Umbau der Industrie

Das hoch verschuldete Saarland macht Schulden wie noch nie. Damit will das Bundesland seine energieintensive Industrie klimafreundlich gestalten. Man sei in einer besonderen Notlage, argumentiert die Regierung.

3 Milliarden Euro – Saarland beschließt Transformationsfonds


Mit fast drei Milliarden Euro neuer Schulden will das Saarland in den kommenden zehn Jahren die energieintensive Industrie des Landes klimafreundlich und zukunftssicher umgestalten. Der Landtag beschloss dazu am Mittwoch mit den Stimmen der allein regierenden SPD die Schaffung eines Transformationsfonds. „Große Aufgaben erfordern große Antworten“, sagte Ministerpräsidentin Anke Rehlinger. Der neue Fonds, von dem 2,8 Milliarden Euro per Kredit finanziert werden sollen, sei „eine große Antwort auf die großen Aufgaben dieser Zeit“.

Zuvor hatte der CDU-Fraktionsvorsitzende Stephan Toscani gewarnt: „Die SPD treibt mit drei Milliarden neuen Schulden das Land in einen Teufelskreis der Überschuldung.“ Durch die neuen Schulden, die im Rahmen eines Nachtragshaushalts für 2022 beschlossen wurden, steigt die Gesamtverschuldung des knapp eine Million Einwohner zählenden Saarlandes nach Angaben des Rechnungshofs auf 18,1 Milliarden Euro. „Die SPD zockt mit der Zukunft unseres Landes“, kritisierte der Oppositionsführer.

„Unerlässlicher Möglichmacher“

Die Schaffung des Transformationsfonds wurde möglich, nachdem der Landtag unmittelbar zuvor mit den Stimmen der Regierungsmehrheit eine „außergewöhnliche Notsituation“ erklärt hatte. Nur in einer solchen Situation darf von der eigentlich geltenden Schuldenbremse abgewichen werden.

In dem Beschluss heißt es unter Berufung auf wissenschaftliche Gutachten, das Saarland werde durch die Vorschriften des Bundes zur Erreichung der Klimaschutzziele und durch die gestiegenen Energiepreise nach dem russischen Angriff auf die Ukraine besonders schwer getroffen.

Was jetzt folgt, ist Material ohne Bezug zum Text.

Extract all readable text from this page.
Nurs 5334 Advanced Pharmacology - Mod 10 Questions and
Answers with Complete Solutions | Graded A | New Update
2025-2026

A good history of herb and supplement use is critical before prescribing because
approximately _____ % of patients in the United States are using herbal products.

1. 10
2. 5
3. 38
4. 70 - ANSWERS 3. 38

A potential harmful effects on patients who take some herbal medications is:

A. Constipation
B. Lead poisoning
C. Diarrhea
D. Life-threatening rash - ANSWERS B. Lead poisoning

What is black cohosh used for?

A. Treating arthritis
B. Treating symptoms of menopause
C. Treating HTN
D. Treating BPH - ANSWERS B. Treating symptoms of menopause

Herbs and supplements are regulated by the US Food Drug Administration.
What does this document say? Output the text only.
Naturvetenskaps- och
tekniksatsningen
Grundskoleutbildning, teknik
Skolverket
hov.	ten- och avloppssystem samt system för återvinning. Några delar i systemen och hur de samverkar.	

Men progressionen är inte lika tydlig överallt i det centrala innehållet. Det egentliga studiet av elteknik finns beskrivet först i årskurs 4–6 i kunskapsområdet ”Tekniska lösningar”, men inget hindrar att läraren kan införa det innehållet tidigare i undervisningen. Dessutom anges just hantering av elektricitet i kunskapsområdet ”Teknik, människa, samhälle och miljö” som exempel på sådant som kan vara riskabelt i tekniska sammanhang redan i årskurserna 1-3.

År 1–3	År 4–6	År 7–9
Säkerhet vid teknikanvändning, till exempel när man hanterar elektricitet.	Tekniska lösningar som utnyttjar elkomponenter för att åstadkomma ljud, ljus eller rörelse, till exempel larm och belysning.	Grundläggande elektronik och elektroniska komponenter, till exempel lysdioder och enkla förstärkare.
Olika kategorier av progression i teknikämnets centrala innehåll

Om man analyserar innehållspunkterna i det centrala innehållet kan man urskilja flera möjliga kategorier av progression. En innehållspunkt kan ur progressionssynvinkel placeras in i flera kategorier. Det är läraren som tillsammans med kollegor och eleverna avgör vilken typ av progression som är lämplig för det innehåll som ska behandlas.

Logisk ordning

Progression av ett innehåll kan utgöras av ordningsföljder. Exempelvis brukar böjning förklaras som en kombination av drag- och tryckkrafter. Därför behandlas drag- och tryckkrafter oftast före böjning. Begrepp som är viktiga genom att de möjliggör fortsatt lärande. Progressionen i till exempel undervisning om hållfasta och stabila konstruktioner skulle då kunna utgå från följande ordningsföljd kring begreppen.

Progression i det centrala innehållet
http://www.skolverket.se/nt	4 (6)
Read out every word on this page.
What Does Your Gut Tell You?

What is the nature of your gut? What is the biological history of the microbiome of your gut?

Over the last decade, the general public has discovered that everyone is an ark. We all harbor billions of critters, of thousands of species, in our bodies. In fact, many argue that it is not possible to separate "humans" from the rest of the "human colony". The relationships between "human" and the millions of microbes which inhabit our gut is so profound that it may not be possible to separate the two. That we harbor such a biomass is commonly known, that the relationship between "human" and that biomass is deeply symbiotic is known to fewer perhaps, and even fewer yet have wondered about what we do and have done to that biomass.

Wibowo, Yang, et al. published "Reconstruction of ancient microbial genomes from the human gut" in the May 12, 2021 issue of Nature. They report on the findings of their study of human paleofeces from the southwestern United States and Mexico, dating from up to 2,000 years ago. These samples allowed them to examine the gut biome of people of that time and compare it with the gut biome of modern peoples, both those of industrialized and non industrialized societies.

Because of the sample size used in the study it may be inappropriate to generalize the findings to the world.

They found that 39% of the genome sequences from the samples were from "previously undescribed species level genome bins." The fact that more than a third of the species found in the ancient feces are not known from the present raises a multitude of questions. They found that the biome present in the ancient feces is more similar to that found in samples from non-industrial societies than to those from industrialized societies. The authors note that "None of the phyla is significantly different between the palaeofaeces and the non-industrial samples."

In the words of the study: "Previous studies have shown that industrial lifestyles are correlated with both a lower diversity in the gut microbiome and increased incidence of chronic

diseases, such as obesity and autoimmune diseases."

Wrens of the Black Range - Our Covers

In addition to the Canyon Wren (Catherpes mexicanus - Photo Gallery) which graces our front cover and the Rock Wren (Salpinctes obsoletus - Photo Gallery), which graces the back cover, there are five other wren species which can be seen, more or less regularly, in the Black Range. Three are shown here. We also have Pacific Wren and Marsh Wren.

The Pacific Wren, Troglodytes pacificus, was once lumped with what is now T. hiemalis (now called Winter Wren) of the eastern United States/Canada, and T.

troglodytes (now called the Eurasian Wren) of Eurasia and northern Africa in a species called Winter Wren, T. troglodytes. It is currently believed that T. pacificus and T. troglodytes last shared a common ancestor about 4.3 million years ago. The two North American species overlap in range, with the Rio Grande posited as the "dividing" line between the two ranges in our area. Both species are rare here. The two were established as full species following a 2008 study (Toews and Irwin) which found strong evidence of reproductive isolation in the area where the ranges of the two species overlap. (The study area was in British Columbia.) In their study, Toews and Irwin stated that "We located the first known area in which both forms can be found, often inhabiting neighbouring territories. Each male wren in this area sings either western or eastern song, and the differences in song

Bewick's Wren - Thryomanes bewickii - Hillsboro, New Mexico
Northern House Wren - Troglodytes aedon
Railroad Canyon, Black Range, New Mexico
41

Dies liege an der besonderen Abhängigkeit des Saarlandes von Stahl- und Automobilindustrie.

Rehlinger sagte, der saarländische Landtag habe noch nie bei Haushaltsberatungen „eine so große Summe beschlossen“. Dies sei aber nötig, um „nach vorne marschieren und die Zukunft gestalten“ zu können. Der Transformationsfonds sei ein unerlässlicher „Möglichmacher“, um beispielsweise mögliche Zuschüsse der Bundesregierung oder der EU zur Umstellung auf die Produktion von „grünem Stahl“ mit Landesmitteln kofinanzieren zu können.

Vorwürfe der Opposition

Am vergangenen Freitag hatten die Stahlhersteller Dillinger und Saarstahl einen 3,5 Milliarden Euro schweren Plan vorgelegt, um auf eine zukunftssichere Stahlproduktion mit Wasserstoff statt Kohle und Koks umzusteigen. Mindestens 60 Prozent der Investitionen sollen durch Fördermittel aufgebracht werden. „Wir sind in der Lage, unseren Anteil zu leisten“, sagte Rehlinger unter Hinweis auf den Transformationsfonds. „Meine Fantasie und meine Überlegungen zu dem, was in den nächsten Jahren in diesem Land alles möglich ist, sind deutlich größer als Ihre“, sagte sie in Richtung Opposition.

„Sie sind bereit, Landesschulden in einem Ausmaß in Kauf zu nehmen, sodass künftigen Generationen von Saarländern die Chance genommen wird, auf Krisen zu reagieren“, sagte Toscani. Die CDU sei zu höchstens einer Milliarde neuer Schulden bereit und schlage vor, die Investitionen aus dem Kernhaushalt zu finanzieren. Die Transformation der Saar-Wirtschaft müsse vor allem der Bund finanzieren. Dieser habe beim Ausstieg aus der Braunkohle gezeigt, dass er bereit sei, Regionen „massive überdurchschnittliche Mittel zur Verfügung zu stellen“. Solche „Extra-Gelder“ müsse Rehlinger jetzt aus Berlin holen.

Der saarländische Finanzminister Jakob von Weizsäcker (SPD) bezeichnete dies als „Oppositions-Mathematik“. Eine solche Finanzierung sei nicht möglich. Neben der CDU lehnte auch die AfD den Transformationsfonds ab: „Nein, wir wollen unseren Kindern und Enkeln diese Schulden nicht aufbürden“, sagte der Fraktionsvorsitzende Josef Dörr.